動かないでいると、身体の柔軟性も落ちていきます。ゆっくりリラックスして筋肉をストレッチングすることで、柔軟性を高めるだけでなく、リラクゼーション効果もありますので、これもお勧めです。在宅で一人で行うので、ゆっくり伸ばしてその姿勢を数十秒間維持する静的ストレッチングがお勧めです。痛くない範囲で、呼吸が普通にできることを意識して、長め(20秒以上程度)にやってみてください。

予防トレーニング

私の研究室にはリハビリテーションの専門家(理学療法士)の資格やトレーナー経験がある大学院生が何名もいるので、彼ら彼女らお勧めの動画や、私の研究室OBが在籍する通所リハ施設の方たちが作成した動画も紹介しています。これらもぜひ活用してみてください。

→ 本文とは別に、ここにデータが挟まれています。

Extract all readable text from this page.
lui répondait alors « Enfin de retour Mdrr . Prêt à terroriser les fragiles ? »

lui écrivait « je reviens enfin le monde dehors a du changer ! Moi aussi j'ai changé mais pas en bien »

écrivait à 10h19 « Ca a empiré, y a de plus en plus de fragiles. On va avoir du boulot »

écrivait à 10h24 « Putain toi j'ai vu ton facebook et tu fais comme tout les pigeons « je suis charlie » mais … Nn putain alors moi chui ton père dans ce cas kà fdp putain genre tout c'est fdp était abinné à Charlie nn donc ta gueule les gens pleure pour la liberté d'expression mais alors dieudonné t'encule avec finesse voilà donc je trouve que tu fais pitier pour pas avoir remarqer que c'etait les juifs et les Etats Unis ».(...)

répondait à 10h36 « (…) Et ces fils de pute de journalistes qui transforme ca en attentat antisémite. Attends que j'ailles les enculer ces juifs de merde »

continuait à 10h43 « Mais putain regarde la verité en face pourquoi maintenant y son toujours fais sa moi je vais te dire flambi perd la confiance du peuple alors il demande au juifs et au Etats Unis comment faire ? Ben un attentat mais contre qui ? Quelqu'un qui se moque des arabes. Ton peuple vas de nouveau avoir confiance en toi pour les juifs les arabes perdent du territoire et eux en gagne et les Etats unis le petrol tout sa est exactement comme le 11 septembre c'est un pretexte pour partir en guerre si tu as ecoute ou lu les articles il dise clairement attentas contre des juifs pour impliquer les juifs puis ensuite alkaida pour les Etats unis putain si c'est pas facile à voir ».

以上、長くなりましたが、東京大学では体育の授業が必修です。それは、自らの心身の状態を最適に維持する技術を習得することが、卒業後、社会に出て活躍するうえで必須との認識があるからです。この状況は、自らの心身を良好な状態に保つ技術を身につけるためにはうってつけの状況といえるかもしれません。この機会にぜひ実践してみてください。